In pre-Communist China a woman’s outerwear was strictly prescribed according to her rank. But her underwear was not and Qing Dynasty courtiers often sought to express their individuality through the dudou (bellybands made from silk, an ancient form of bra) worn under their robes. Many were richly embroidered with Mandarin ducks (to signify loving couples) and geckos (to ward off evil spirits).
Back then flat chests were considered graceful and the dudou aimed to compress rather than inflate a woman’s natural assets. In today’s China the opposite is the case. Bra cups are moulded and even include side boning to thrust the breasts closer together.
The Western concept of ‘lift and separate’ sometimes has no meaning in China where many women want their bras to ‘lift and nestle’. Global lingerie manufacturers have been slowly learning to adapt to local tastes.
Britain’s Agent Provocateur, for example, first entered China in the early 1990s. However, according to a recent article by NetEase Finance it failed to understand the difference in Chinese body shapes and withdrew a few years later.
Now it is back with seven stores across the country and plans to open a further 20 over the next few years. CEO Garry Hogarth recently told reporters that its Chinese sales have exceeded the company’s forecasts by 25% this year.
The Wall Street Journal has also speculated that the ongoing anti-corruption campaign has been helping luxury lingerie companies such as Agent Provocateur, La Perla and Calvin Klein.

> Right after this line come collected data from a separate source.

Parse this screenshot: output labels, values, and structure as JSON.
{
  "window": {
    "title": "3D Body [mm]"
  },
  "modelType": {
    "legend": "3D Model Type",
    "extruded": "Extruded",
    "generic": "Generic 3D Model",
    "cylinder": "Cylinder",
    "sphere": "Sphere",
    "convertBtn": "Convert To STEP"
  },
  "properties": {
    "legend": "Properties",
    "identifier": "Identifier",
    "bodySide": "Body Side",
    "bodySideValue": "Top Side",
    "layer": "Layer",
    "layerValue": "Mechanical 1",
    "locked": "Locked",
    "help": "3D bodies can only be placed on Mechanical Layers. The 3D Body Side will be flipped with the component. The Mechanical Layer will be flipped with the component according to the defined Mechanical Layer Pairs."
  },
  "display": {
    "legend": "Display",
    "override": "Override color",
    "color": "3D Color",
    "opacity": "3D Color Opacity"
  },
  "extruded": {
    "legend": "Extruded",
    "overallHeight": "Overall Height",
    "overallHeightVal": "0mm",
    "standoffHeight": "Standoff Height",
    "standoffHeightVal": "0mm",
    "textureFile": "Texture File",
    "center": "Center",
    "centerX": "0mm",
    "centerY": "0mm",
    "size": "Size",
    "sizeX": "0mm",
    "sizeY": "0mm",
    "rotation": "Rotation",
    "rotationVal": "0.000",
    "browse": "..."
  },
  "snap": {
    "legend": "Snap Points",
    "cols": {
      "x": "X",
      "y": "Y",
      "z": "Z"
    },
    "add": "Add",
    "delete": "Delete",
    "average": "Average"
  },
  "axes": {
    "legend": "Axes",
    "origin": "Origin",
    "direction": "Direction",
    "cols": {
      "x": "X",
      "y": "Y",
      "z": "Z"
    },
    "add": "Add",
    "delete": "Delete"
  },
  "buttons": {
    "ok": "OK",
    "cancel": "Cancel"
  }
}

Unable to flash expensive watches and designer handbags, upwardly mobile consumers are replacing logo mania with inconspicuous consumption. This represents a complete change from earlier trends where successful brands were those that targeted the outer layers. As luxury goods consultant Angelito Tan tells Jiemian.com, “Sales of high end lingerie were limited for a very long time by the fact that underwear is worn next to the skin and not for show.”
However, a new generation of strong, independently minded Chinese women are buying expensive lingerie as a way to underline their individuality. “Their purchasing power is a strong force in the market,” Tan comments.
The lingerie market has been a highly competitive one. No single company dominates. According to Mintel’s research Aimer, a domestic brand, has the largest market share on about 3.6%, while Euromonitor believes the industry leader is Hong Kong-listed Cosmo Lady (see WiC242 for our profile of the bramaker) with a similar market share.
In October Regina Miracle, the Shenzhen-based supplier for top brands such as Victoria Secret and Calvin Klein, also went public in Hong Kong and has seen its share price almost double. As of this week Regina Miracle’s market value stands at $1.8 billion, meaning its chairman Hung Yau-lit is worth $1.1 billion, reports Bloomberg.
Other top 10 selling brands in China include international firms such as Japan’s Wacoal and Germany’s Triumph. Italian fashion label La Perla also recently opened a flagship store in Hong Kong, bringing the number of its outlets in China and Hong Kong up to 14.
All eyes are now on Victoria’s Secret, which has had a troubled history in China thanks to a bizarre distribution issue (explained at length in WiC230). It opened its first stores in China earlier this year. The group pioneered the use of Asian models back in 2009 when Chinese supermodel Liu Wen became the first East Asian woman to walk the catwalk at the Victoria’s Secret fashion show.
However, as the Washington Times reports, the group has so far left its “signature push up bras and frilly panties” behind and is only selling beauty accessories locally. The newspaper suggests this reflects a strategy to crack the Chinese market “without stepping on any culture or social land mines in a country that has more utilitarian tastes in lingerie and underwear”.
Meanwhile for lingerie makers, guessing what Chinese women will want next remains tricky. The dudou, for example, has been making a comeback as underwear and even as a fashion item in its own right.